Saturday 20 June 2015

IRMLER & LIEBEZEIT in Glasgow



Irmler & Liebezeit auf UK-Tour

                                                                                                                                                                    Fotos: C. Wagner

Am 14. Juni habe ich in Glasgow ein Konzert von Jaki Liebezeit und Hans-Joachim Irtmler besucht! Wenn sich schon einmal ein paar deutsche Musiker nach Schottland verirren, und dann auch noch so interessante Freigeister (und Freunde) wie die beiden, empfand ich es fast schon als Pflicht, dabei zu sein und nahm dafür auch die weite Anfahrt in Kauf. Das Kulturzentrum Platform - etwas außerhalb der Stadt gelegen - bildete die Austragungsstätte: ein Funktionsbau mit quadratischen Saal und Bücherei. Es war dann doch erstaunlich, wieviele Konzertbesucher sich dort einfanden. Das Konzert war mit schätzungsweise 350 Zuhörern nahezu ausverkauft. Nach einem sehr passablen Vorprogramm, versetzten die beiden Deutschen das Publikum in Verzückung und ließen keinen Moment irgendwelche Nostalgie aufkommen. Irmler brillierte mit Wolken galaktischer Sounds, die er über den fließenden Trommelrhythmen von Jaki Liebezeit ausbreitete. Die Stimmung im Publikum war prima. Viele glühten vor Begeisterung. Als Veranstalter des Gigs wirkte Alun Woodward, den ich - wie mir erst ein paar Tage später dämmerte - vor Jahren einmal in Glasgow als Mitglied der Delgados interviewt hatte. Ich traf dann die ganze Crew am nächsten Morgen zum Branch, zu dem sich auch Mogwai-Drummer Martin Bulloch einfand. Dann ging es mit dem Bus weiter via einem Besuch bei der BBC in Salford/Manchester nach London, wo am nächsten Abend im Cafe Oto ein Konzert auf dem Programm stand - seit Wochen ausverkauft.




Friday 19 June 2015

Eis- und Glasmusik: Terje Isungset

Töne aus Eis und Glas

Der Norweger Terje Isungset experimentiert mit ungewöhnlichem Klangmaterial


 cw. Eigentlich ist er Schlagzeuger. Trommelrhythmen sind sein Metier. Doch irgendwann schienen dem Norweger Terje Isungset (Jahrgang 1964) die herkömmlichen Schlaginstrumente ausgereizt. Er schaute sich nach Alternativen um. Zuerst baute er Perkussionsinstrumente aus Granit, Schiefer und Holz, bevor ihm bei der Aufführung einer Auftragskomposition für die norwegischen Wintersport-Meisterschaften in Lillehammer im Jahr 2000 ein Licht aufging. Das Konzert sollte in einem gefrorenen Wasserfall stattfinden, wobei Isungset bemerkte, dass Eis einen “fantastisch schönen Klang” besitzt. Der Norweger fing an, mit dem kalten Medium zu experimentieren und stellte im darauffolgenden Winter ein ganz spezielles Instrumentarium zusammen: Eis-Xylophone, Eistrommeln und Klangspiele aus Eis. Isungset hatte das ideale Klangmaterial für den arktischen Winter entdeckt.

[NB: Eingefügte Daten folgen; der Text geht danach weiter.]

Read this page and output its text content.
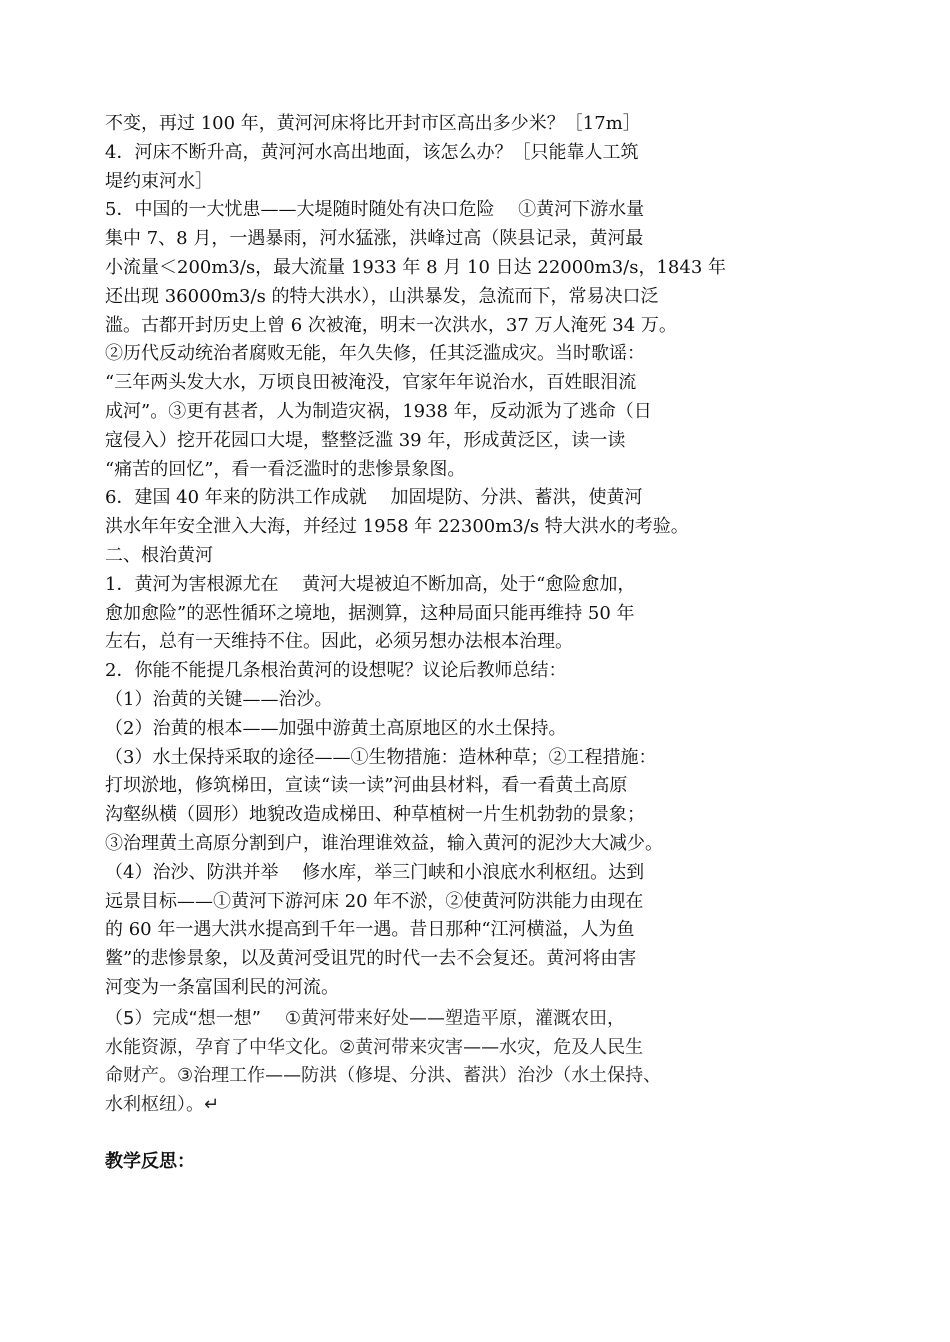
不变，再过 100 年，黄河河床将比开封市区高出多少米？［17m］
4．河床不断升高，黄河河水高出地面，该怎么办？［只能靠人工筑
堤约束河水］
5．中国的一大忧患——大堤随时随处有决口危险　 ①黄河下游水量
集中 7、8 月，一遇暴雨，河水猛涨，洪峰过高（陕县记录，黄河最
小流量＜200m3/s，最大流量 1933 年 8 月 10 日达 22000m3/s，1843 年
还出现 36000m3/s 的特大洪水），山洪暴发，急流而下，常易决口泛
滥。古都开封历史上曾 6 次被淹，明末一次洪水，37 万人淹死 34 万。
②历代反动统治者腐败无能，年久失修，任其泛滥成灾。当时歌谣：
“三年两头发大水，万顷良田被淹没，官家年年说治水，百姓眼泪流
成河”。③更有甚者，人为制造灾祸，1938 年，反动派为了逃命（日
寇侵入）挖开花园口大堤，整整泛滥 39 年，形成黄泛区，读一读
“痛苦的回忆”，看一看泛滥时的悲惨景象图。
6．建国 40 年来的防洪工作成就　 加固堤防、分洪、蓄洪，使黄河
洪水年年安全泄入大海，并经过 1958 年 22300m3/s 特大洪水的考验。
二、根治黄河
1．黄河为害根源尤在　 黄河大堤被迫不断加高，处于“愈险愈加，
愈加愈险”的恶性循环之境地，据测算，这种局面只能再维持 50 年
左右，总有一天维持不住。因此，必须另想办法根本治理。
2．你能不能提几条根治黄河的设想呢？议论后教师总结：
（1）治黄的关键——治沙。
（2）治黄的根本——加强中游黄土高原地区的水土保持。
（3）水土保持采取的途径——①生物措施：造林种草；②工程措施：
打坝淤地，修筑梯田，宣读“读一读”河曲县材料，看一看黄土高原
沟壑纵横（圆形）地貌改造成梯田、种草植树一片生机勃勃的景象；
③治理黄土高原分割到户，谁治理谁效益，输入黄河的泥沙大大减少。
（4）治沙、防洪并举　 修水库，举三门峡和小浪底水利枢纽。达到
远景目标——①黄河下游河床 20 年不淤，②使黄河防洪能力由现在
的 60 年一遇大洪水提高到千年一遇。昔日那种“江河横溢，人为鱼
鳖”的悲惨景象，以及黄河受诅咒的时代一去不会复还。黄河将由害
河变为一条富国利民的河流。
（5）完成“想一想”　 ①黄河带来好处——塑造平原，灌溉农田，
水能资源，孕育了中华文化。②黄河带来灾害——水灾，危及人民生
命财产。③治理工作——防洪（修堤、分洪、蓄洪）治沙（水土保持、
水利枢纽）。↵
教学反思：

In einem Iglu in Schweden wurde noch im gleichen Jahr das erste Album (Titel: Iceman is) mit dem gefrorenen Instrumentarium eingespielt – eine Weltpremiere! Im Januar 2006 half der Schlagwerker dann mit, im kleinen norwegischen Wintersportort Geilo zwischen Oslo und Bergen das erste Eismusikfestival der Welt auf die Beine zu stellen. Bei Temperaturen weit unter null wird dort seither jedes Jahr in Grotten, eigens dafür erstellten Iglus sowie unter freiem Himmel Musik auf speziell gefertigten Klangerzeugern aus Eis gemacht. Die Musiker treten dabei in wattierten Skianzügen, Pelzmützen und dicken Handschuhen auf und im Publikum ist so manches heißere Schnäuzen und Husten zu vernehmen. Manche Ider nstrumente, ob Eishörner, Eistrompeten oder Eisharfen, werden oft erst ein paar Stunden vor Konzertbeginn mit Motorsägen aus riesigen Eisblöcken gesägt und dann mit Stecheisen ausgehöhlt und modelliert, andere werden im Gefrierwagon angeliefert. Im Januar dieses Jahres fand das “Ice Music Festival” in Geilo zum 10. Mal statt.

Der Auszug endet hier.